09 Nisan 2022 - 13:57

Dünya tarihine iz bırakan sayısız olayı ve yüzlerce antik kent ve arkeolojik kalıntıyı fotoğraflayan efsanevi fotoğrafçı Josef Koudelka’nın ‘Kalıntılar’ (Ruins) adlı çalışmasının Türkiye ayağını belgeleyen “Koudelka – Aynı Nehirden Geçmek” isimli belgesel film, ilk kez sinemaseverlerle buluşacak. 

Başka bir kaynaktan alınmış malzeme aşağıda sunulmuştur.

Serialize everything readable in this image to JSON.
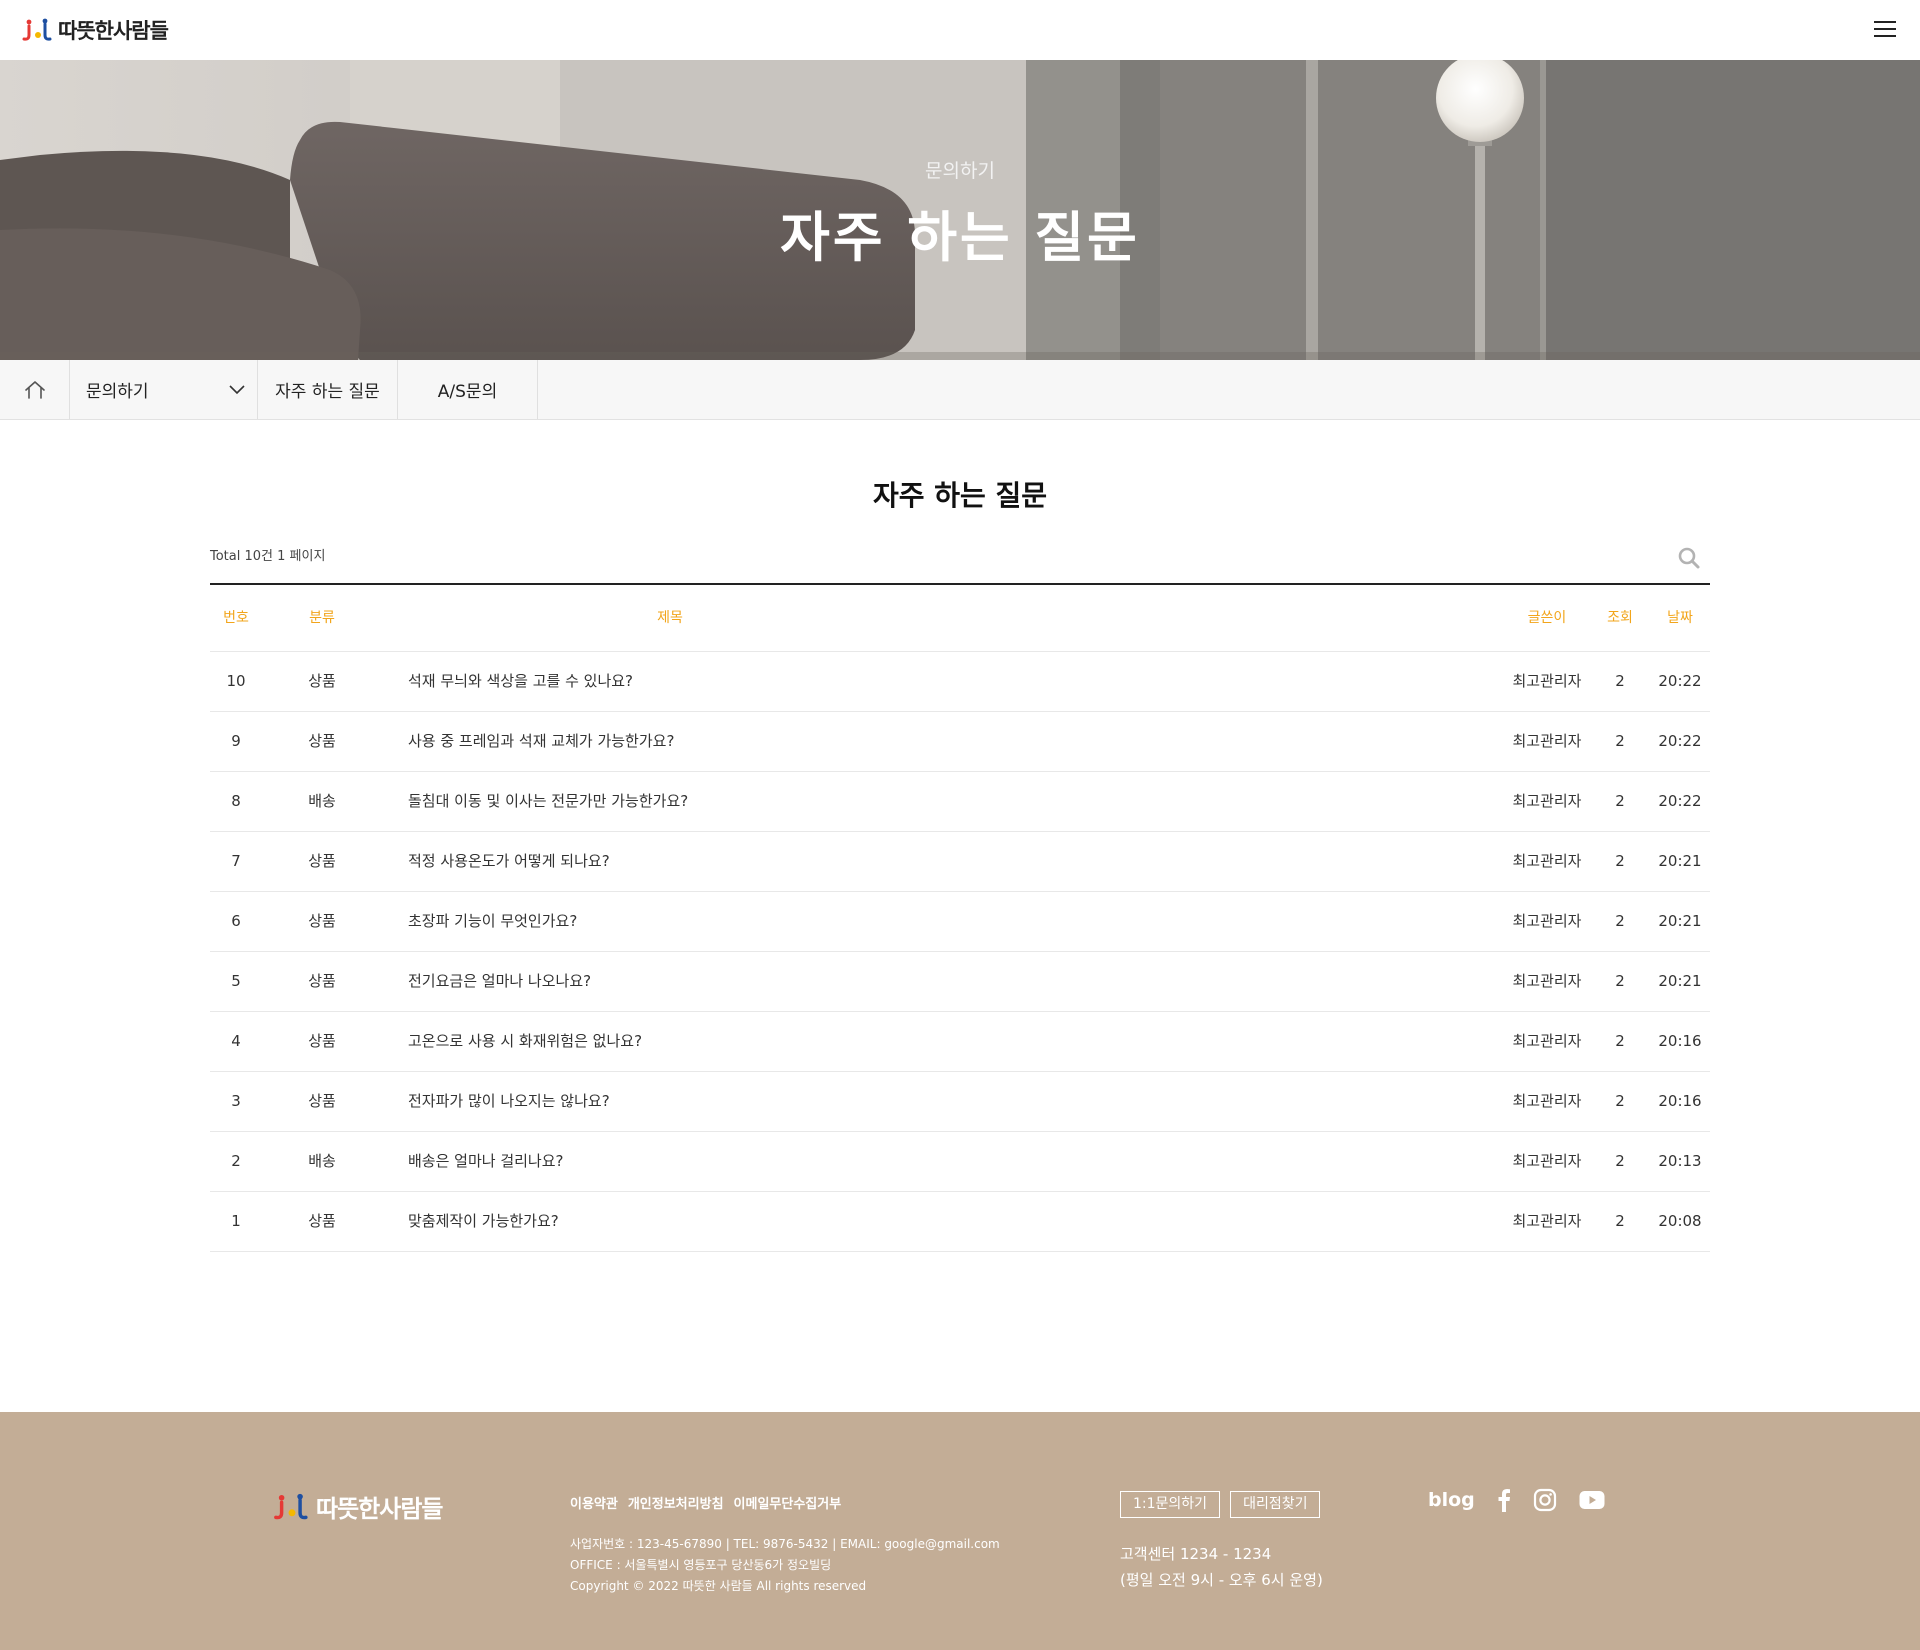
{
  "header": {
    "logo_text": "따뜻한사람들",
    "menu_icon": "hamburger-icon"
  },
  "hero": {
    "subtitle": "문의하기",
    "title": "자주 하는 질문"
  },
  "subnav": {
    "home_icon": "home-icon",
    "dropdown_label": "문의하기",
    "items": [
      "자주 하는 질문",
      "A/S문의"
    ]
  },
  "board": {
    "title": "자주 하는 질문",
    "total_text": "Total 10건 1 페이지",
    "search_icon": "search-icon",
    "columns": {
      "num": "번호",
      "category": "분류",
      "title": "제목",
      "writer": "글쓴이",
      "hits": "조회",
      "date": "날짜"
    },
    "rows": [
      {
        "num": "10",
        "category": "상품",
        "title": "석재 무늬와 색상을 고를 수 있나요?",
        "writer": "최고관리자",
        "hits": "2",
        "date": "20:22"
      },
      {
        "num": "9",
        "category": "상품",
        "title": "사용 중 프레임과 석재 교체가 가능한가요?",
        "writer": "최고관리자",
        "hits": "2",
        "date": "20:22"
      },
      {
        "num": "8",
        "category": "배송",
        "title": "돌침대 이동 및 이사는 전문가만 가능한가요?",
        "writer": "최고관리자",
        "hits": "2",
        "date": "20:22"
      },
      {
        "num": "7",
        "category": "상품",
        "title": "적정 사용온도가 어떻게 되나요?",
        "writer": "최고관리자",
        "hits": "2",
        "date": "20:21"
      },
      {
        "num": "6",
        "category": "상품",
        "title": "초장파 기능이 무엇인가요?",
        "writer": "최고관리자",
        "hits": "2",
        "date": "20:21"
      },
      {
        "num": "5",
        "category": "상품",
        "title": "전기요금은 얼마나 나오나요?",
        "writer": "최고관리자",
        "hits": "2",
        "date": "20:21"
      },
      {
        "num": "4",
        "category": "상품",
        "title": "고온으로 사용 시 화재위험은 없나요?",
        "writer": "최고관리자",
        "hits": "2",
        "date": "20:16"
      },
      {
        "num": "3",
        "category": "상품",
        "title": "전자파가 많이 나오지는 않나요?",
        "writer": "최고관리자",
        "hits": "2",
        "date": "20:16"
      },
      {
        "num": "2",
        "category": "배송",
        "title": "배송은 얼마나 걸리나요?",
        "writer": "최고관리자",
        "hits": "2",
        "date": "20:13"
      },
      {
        "num": "1",
        "category": "상품",
        "title": "맞춤제작이 가능한가요?",
        "writer": "최고관리자",
        "hits": "2",
        "date": "20:08"
      }
    ]
  },
  "footer": {
    "logo_text": "따뜻한사람들",
    "links": [
      "이용약관",
      "개인정보처리방침",
      "이메일무단수집거부"
    ],
    "info_lines": [
      "사업자번호 : 123-45-67890  |  TEL: 9876-5432  |  EMAIL: google@gmail.com",
      "OFFICE : 서울특별시 영등포구 당산동6가 정오빌딩",
      "Copyright © 2022 따뜻한 사람들 All rights reserved"
    ],
    "buttons": [
      "1:1문의하기",
      "대리점찾기"
    ],
    "cs_lines": [
      "고객센터 1234 - 1234",
      "(평일 오전 9시 - 오후 6시 운영)"
    ],
    "social": {
      "blog": "blog",
      "icons": [
        "facebook-icon",
        "instagram-icon",
        "youtube-icon"
      ]
    }
  },
  "colors": {
    "accent": "#f2a51b",
    "footer_bg": "#c3ad96"
  }
}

Belgesel fotoğraf çalışmaları ve filmleriyle tanınan ödüllü fotoğrafçı Coşkun Aşar’ın, efsanevi Magnum fotoğrafçısı dünyaca ünlü Josef Koudelka ile 6 yıl boyunca Ege ve Akdeniz bölgelerinde her yıl ortalama 6 bin kilometre kat ettikleri ve toplamda 11 şehir, 60’a yakın antik kenti ziyaret ettikleri seyahat, ortak senarist/editör Ayhan Hacıfazlıoğlu’nun kurgusuyla beyazperdeye taşınıyor. 41.  İstanbul Film Festivali’nde dünya prömiyerini yapacak olan filmi, 14 Nisan Perşembe 16.00’da Kadıköy Sinematek ve 16 Nisan Cumartesi 16.00’da Beyoğlu Sineması’nda izlemek mümkün.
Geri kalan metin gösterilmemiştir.